Despite technological progress promising to solve many of Europe’s problems, people still worry about robots and automation costing jobs. But this anxiety is based on fear, not reason, warns Thilo Brodtmann.

Thilo Brodtmann is executive director of the Mechanical Engineering Industry Association (VDMA), which represents more than 3,200 mostly medium-sized companies in the capital goods industry.

Technological progress in industry can be the answer to challenges like global competition, climate change or an ageing society.

Despite this perspective, people look increasingly anxious towards our digital future. They cannot be blamed. “Robots to steal 15 million of your jobs”, exclaimed the Daily Mail for example. Automation is in danger of becoming the subject of a debate not based on reason, but on fear.

To be clear: Europe needs to discuss how to approach new technologies, and automation will affect our labour market. But like in previous industrial revolutions, digitisation comes with opportunities and risks that we have to keep in perspective.

Technological progress will create new jobs, make work more interesting and help employees to improve their productivity. To tap this potential, we must not base the debate – let alone political action – exclusively on worst-case scenarios.

Replace tasks, not jobs

In fact, recent studies on the effect of automation on labour came to contradicting conclusions. An Oxford Martin School study from 2013 warns that 43% of US jobs were at high risk from automation.

However, an analysis by the Centre for European Economic Research (ZEW) puts this figure at 9%. Interestingly, more optimistic experts suggest that professions do not get automated, but rather specific tasks. Since a worker usually executes a wider range of tasks, his or her job will not be fully replaced by a robot.

This is best explained by an example: take, for instance, a nurse. To keep it simple, let’s reduce the profession to two tasks: interacting with patients and dispensing food. The latter can probably be automated – a robot might even be less prone to the risk of mixing up diet plans.

However, the interaction with the patient will still need to be done by a human being. A nurse assisted by a robot will even be able to improve the work by having more time to care for patients.

In a broader context, it becomes clear how automation can be an opportunity for Europe. A worker who is assisted by a robot can concentrate on the tasks that require experience, judgement, intuition or creativity.

Very likely, this worker will become more productive, not only in terms of quantitative output, but especially in quality. And quality is in many cases what makes the high-wage region of Europe competitive on the global market.

Europe must act: with a sense of proportion

Still, technological progress will not leave the labour market unaffected. Jobs will be lost because of automation, new ones will be created due to new business models but first of all the outline of professions will develop.

To my understanding, it is the main task of politics to prepare people for this future and companies to implement modern technologies. Europe needs better education, schemes for lifelong learning, investments in research and infrastructure.

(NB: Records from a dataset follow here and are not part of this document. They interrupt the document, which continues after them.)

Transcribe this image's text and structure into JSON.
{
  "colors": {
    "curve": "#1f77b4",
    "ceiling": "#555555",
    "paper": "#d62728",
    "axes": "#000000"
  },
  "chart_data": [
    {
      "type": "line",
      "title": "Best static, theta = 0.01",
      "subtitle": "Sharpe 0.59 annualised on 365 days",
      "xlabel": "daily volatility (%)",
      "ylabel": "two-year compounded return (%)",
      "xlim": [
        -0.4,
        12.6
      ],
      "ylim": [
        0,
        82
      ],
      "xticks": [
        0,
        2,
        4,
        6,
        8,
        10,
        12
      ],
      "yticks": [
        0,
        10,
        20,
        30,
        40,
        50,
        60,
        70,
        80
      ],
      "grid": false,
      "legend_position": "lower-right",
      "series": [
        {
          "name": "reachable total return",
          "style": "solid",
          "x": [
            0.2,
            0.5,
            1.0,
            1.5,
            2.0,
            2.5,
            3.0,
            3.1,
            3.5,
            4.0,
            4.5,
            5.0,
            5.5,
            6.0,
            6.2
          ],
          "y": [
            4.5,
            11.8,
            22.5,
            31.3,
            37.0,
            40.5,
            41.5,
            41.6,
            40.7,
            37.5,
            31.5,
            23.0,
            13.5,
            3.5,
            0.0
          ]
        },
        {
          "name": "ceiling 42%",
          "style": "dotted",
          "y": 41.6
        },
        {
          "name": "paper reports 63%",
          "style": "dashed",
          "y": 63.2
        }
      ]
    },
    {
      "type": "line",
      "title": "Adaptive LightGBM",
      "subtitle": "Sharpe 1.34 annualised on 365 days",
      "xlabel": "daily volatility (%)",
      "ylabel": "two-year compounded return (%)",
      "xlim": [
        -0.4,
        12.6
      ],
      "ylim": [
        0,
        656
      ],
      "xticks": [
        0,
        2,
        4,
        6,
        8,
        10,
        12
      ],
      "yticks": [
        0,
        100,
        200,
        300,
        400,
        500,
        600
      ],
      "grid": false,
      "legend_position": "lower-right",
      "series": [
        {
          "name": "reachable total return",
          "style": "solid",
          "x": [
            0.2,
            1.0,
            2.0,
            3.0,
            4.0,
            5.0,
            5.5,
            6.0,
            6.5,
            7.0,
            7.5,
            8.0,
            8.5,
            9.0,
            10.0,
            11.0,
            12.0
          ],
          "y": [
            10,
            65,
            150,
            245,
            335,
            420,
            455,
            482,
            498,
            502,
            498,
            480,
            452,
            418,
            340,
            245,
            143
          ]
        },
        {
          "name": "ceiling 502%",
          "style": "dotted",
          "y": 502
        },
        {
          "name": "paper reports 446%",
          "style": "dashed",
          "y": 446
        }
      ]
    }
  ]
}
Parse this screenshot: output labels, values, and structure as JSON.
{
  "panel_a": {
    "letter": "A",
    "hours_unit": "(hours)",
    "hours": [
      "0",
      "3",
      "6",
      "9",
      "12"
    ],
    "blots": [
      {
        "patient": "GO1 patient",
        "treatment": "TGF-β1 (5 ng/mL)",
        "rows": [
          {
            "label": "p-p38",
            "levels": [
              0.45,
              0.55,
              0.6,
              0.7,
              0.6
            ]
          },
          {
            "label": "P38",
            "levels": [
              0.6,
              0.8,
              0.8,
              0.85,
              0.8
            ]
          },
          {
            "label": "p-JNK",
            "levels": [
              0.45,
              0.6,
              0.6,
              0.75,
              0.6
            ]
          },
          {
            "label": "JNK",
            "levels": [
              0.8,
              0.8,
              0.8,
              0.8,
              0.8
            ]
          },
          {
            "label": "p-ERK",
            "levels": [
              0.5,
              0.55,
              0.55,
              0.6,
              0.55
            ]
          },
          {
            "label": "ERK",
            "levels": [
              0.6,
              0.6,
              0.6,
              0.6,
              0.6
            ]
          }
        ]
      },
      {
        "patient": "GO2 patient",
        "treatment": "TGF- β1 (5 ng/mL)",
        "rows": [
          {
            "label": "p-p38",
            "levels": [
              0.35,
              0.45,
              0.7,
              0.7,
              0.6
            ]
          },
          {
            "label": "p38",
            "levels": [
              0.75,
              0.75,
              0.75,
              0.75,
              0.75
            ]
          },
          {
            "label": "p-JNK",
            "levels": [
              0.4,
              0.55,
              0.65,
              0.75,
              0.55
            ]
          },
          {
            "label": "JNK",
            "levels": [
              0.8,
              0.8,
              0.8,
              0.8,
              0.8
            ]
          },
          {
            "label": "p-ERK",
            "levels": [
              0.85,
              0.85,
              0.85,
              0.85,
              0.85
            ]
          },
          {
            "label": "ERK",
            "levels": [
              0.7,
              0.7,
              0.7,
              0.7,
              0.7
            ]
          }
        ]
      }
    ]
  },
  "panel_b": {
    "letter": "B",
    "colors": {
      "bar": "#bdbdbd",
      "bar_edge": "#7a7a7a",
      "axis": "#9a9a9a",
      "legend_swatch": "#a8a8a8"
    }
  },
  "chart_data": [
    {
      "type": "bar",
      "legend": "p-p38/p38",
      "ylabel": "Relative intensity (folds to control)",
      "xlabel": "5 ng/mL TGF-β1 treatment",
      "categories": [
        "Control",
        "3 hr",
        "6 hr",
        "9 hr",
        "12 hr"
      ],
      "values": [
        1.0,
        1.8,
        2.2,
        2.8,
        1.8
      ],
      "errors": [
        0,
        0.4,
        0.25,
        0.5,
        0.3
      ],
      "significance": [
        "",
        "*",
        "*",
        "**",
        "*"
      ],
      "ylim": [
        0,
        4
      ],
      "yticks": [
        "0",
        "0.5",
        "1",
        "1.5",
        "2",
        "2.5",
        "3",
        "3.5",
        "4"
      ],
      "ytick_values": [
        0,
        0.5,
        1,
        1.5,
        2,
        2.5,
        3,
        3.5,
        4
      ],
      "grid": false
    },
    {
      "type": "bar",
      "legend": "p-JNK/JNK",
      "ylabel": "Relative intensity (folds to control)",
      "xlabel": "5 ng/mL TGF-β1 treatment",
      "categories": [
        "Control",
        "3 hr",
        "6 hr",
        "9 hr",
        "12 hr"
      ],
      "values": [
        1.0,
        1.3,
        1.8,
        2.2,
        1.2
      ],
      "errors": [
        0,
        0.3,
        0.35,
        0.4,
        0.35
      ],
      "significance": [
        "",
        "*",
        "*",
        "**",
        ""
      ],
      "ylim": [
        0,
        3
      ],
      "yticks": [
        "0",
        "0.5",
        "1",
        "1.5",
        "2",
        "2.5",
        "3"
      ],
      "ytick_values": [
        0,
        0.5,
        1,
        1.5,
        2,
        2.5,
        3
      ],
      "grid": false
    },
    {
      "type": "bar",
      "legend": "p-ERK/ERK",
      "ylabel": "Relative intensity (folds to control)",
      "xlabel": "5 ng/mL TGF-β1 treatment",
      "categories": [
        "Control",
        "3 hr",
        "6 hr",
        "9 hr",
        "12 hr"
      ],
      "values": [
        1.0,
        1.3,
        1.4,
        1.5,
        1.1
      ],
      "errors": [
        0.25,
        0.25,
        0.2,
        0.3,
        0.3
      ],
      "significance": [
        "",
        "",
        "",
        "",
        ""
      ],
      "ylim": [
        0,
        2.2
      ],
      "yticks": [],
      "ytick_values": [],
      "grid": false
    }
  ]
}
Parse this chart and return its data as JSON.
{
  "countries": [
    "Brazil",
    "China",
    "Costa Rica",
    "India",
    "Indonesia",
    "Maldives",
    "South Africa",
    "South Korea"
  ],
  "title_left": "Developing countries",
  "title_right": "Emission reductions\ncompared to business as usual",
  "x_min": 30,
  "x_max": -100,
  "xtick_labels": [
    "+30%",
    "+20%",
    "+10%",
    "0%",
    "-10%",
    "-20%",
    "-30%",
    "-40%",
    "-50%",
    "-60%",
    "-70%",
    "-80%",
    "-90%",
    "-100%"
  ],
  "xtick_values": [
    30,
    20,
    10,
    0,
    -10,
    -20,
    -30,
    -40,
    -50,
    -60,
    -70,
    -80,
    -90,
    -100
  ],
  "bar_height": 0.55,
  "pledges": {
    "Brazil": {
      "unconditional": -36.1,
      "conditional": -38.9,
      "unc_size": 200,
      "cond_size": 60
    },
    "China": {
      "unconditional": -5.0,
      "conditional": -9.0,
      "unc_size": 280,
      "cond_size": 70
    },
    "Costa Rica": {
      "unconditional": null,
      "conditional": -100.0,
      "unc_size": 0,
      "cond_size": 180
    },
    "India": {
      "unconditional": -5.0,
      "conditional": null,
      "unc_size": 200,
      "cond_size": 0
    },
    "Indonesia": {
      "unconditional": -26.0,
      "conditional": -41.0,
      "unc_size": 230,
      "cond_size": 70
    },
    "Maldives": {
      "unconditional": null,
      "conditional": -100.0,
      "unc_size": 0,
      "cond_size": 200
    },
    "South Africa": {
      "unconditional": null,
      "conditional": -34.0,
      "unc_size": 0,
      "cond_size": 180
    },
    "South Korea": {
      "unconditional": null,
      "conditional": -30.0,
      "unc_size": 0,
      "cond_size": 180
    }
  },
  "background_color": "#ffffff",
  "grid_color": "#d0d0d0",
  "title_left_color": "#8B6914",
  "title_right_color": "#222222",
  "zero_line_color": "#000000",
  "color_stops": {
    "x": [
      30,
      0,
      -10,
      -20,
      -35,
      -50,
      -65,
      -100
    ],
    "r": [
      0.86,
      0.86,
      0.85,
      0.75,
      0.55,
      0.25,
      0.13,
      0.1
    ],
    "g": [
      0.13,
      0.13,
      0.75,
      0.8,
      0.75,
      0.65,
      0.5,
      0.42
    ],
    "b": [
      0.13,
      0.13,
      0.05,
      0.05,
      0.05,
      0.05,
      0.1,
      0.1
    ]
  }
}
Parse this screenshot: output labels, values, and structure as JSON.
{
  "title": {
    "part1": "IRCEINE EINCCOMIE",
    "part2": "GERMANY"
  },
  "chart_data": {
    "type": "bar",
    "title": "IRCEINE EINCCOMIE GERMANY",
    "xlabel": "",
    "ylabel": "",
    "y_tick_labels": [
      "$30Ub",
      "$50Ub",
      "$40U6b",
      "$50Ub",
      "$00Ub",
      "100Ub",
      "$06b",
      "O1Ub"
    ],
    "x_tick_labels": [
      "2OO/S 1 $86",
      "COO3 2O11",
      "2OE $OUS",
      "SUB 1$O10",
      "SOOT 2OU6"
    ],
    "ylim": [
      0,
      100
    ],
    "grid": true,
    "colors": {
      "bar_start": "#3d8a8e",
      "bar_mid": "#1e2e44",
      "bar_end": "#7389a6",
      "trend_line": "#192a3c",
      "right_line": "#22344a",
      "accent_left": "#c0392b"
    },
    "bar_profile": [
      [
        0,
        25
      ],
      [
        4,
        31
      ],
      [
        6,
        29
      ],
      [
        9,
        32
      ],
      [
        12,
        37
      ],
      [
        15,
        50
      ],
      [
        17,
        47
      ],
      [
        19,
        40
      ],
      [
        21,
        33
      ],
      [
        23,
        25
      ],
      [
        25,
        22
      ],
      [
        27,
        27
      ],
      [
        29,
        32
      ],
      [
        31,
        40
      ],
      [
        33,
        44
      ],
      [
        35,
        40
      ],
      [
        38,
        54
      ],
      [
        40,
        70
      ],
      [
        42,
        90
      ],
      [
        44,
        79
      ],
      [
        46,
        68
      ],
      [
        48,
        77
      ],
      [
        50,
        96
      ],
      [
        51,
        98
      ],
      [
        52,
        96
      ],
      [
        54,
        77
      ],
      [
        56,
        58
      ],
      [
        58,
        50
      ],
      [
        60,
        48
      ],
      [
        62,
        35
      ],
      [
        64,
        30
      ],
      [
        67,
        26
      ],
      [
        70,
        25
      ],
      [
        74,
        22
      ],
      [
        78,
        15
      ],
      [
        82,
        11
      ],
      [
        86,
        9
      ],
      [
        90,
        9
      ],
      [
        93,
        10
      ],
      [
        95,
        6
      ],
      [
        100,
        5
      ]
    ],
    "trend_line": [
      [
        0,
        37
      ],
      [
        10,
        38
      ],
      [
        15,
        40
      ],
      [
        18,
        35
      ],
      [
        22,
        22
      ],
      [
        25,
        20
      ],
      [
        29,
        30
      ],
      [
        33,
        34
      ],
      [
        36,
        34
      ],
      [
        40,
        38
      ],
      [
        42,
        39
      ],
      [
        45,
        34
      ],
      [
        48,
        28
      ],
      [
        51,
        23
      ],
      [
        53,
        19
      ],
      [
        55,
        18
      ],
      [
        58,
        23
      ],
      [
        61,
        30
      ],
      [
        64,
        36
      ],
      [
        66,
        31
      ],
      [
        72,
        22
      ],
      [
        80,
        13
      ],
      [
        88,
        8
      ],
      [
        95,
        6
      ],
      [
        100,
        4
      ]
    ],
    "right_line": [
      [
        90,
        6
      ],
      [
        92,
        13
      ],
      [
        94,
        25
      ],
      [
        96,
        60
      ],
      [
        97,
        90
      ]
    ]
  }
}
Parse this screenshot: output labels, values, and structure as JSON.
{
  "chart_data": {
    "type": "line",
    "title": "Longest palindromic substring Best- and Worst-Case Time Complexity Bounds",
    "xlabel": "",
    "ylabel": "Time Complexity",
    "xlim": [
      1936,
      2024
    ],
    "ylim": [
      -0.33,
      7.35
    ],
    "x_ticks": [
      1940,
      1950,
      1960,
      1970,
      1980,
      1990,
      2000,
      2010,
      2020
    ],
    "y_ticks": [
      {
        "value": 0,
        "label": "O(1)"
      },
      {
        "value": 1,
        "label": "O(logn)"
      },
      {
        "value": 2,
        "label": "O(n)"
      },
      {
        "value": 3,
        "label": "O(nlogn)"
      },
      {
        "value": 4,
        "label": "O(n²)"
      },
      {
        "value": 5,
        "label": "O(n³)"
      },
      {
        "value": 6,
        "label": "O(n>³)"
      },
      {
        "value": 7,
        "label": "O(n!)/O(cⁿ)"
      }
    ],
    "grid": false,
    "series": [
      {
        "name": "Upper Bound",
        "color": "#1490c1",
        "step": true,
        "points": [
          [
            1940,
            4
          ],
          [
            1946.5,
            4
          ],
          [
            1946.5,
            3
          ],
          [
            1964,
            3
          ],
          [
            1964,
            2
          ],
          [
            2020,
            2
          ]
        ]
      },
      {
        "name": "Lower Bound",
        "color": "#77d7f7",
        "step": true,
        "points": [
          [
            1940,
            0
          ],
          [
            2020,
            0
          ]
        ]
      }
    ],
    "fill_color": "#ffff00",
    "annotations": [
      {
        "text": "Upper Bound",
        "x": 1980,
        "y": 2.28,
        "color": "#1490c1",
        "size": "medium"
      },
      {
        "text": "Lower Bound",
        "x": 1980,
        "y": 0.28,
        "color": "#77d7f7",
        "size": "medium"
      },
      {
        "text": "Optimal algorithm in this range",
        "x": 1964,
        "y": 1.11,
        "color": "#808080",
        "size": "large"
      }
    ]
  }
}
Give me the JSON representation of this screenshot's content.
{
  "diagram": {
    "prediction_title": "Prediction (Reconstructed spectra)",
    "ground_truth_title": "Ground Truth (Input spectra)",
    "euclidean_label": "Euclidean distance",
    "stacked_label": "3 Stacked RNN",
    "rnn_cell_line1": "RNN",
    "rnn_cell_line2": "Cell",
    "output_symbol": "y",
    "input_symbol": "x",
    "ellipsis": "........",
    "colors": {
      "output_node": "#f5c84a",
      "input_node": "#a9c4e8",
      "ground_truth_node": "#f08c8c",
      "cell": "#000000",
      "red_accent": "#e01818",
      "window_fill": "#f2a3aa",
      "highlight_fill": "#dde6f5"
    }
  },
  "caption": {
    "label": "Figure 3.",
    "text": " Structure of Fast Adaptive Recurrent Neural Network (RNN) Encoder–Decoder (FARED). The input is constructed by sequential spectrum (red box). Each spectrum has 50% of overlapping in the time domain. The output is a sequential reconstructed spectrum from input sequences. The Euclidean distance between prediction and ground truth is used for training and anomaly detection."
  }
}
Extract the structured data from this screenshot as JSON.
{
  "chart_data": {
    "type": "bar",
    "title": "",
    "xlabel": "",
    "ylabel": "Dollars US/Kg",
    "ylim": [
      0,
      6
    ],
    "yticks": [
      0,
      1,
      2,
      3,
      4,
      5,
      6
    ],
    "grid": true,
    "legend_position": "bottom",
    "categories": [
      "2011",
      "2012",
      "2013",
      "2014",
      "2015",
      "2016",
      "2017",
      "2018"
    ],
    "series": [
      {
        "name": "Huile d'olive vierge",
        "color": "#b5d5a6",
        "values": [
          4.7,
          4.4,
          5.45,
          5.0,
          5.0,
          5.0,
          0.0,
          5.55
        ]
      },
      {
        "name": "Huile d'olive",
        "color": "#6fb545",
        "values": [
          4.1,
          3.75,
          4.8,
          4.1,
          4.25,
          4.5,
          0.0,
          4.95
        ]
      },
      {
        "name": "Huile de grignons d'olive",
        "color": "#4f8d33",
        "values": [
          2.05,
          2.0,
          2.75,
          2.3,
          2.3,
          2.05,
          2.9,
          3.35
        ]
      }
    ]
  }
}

Earlier this year, the Legal Committee of the European Parliament adopted a report on robotics, including a debate on a robot tax, implications for the social welfare system and a general basic income.

Pondering the risks and opportunities of automation, I would find concrete action concerning this matter premature. Europe should be careful not to take steps that might hinder the development and implementation of automation technology through additional costs or bureaucracy.

But my general concern remains that it will be increasingly difficult to find a balanced approach if people (who are also employees and voters) grow scared of technological progress. Under these circumstances, the public debate will become lopsided – and Europe will end up fighting illusory risks and missing out on genuine opportunities.